A 2007 study with over 200,000 Medicare patients pointed to Avandia’s (generic: rosiglitazone) increased heart attack risks, “cardiovascular disease, stroke, and death by 30-to-40 percent,” versus other, older diabetes medications, said the LA Times. That study indicated that the risk was not seen with Actos (generic: pioglitazone), added the LA Times.
The study prompted stronger U.S. Food and Drug Administration (FDA) label warnings, with even stronger warnings following more reports of increased risks with Avandia, said the LA Times; an FDA panel found the benefits of Avandia outweighed its risks and that it should remain on the market, but that no more patients be enrolled in a prospective study comparing the two drugs directly.
The team, led by Debra Wertz—an outcomes research manager at HealthCore Inc., a Wellpoint Inc. research subsidiary—analyzed 28,938 patient records for people who took either medication from 2001 to 2005, obtaining company data, said the LA Times. Death information was derived from the National Death Index, which is managed by the National Center for Health Statistics. The research appears in the journal Circulation: Cardiovascular Quality and Outcomes.
When accounting age gender, and prior heart disease, about four percent per group either suffered a heart attack or heart failure or died, said the LA Times. The figures break down to 96 Avandia, versus 121 Actos patients suffering a heart attack and 265 Avandia and 243 Actos patients suffering from heart failure, said the LA Times; 217 in each group died.
“What distinguishes this latest study from other claims-based analyses is its analysis of death records, which include out-of-hospital deaths,” Wertz said in a statement, quoted the LA Times, and that the study followed younger patients longer than in prior studies. Earlier studies did not include stroke data, which could affect outcomes.
We previously wrote that another study linked Avandia and Actos to an increased risk of fractures.
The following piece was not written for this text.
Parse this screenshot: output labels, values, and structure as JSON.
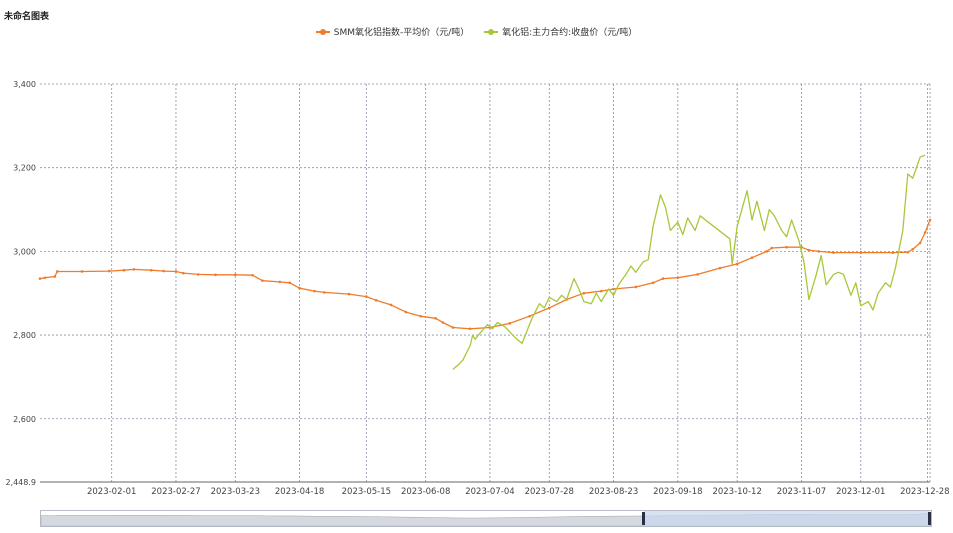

The research appeared in the Journal of Clinical Endocrinology & Metabolism and found that the drugs increased the risk of fractures in postmenopausal women with Type 2 diabetes, as well as in men prescribed either drug with a loop diuretic.
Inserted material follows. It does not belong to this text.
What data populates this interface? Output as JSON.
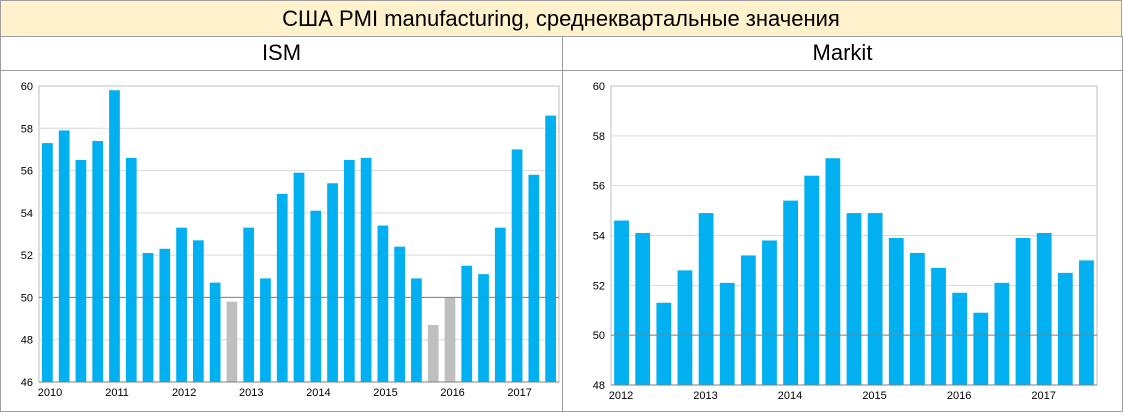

Women over 50 who had broken bones were 71 percent likelier to have been prescribed a thiazolidinedione. In men, the increased risk (more than triple) was seen among those taking both a thiazolidinedione and loop diuretics, like Lasix, but not in just one or the other. The researchers pointed out that loop diuretics have been linked with bone density decreases. In both genders, the fracture risk went up the longer a person was on the medication. According to the researchers, the fractures seen in the study weren’t just the spine and hip fractures most often seen in people with osteoporosis. Many of the people included in the study suffered lower limb, arm, and leg fractures.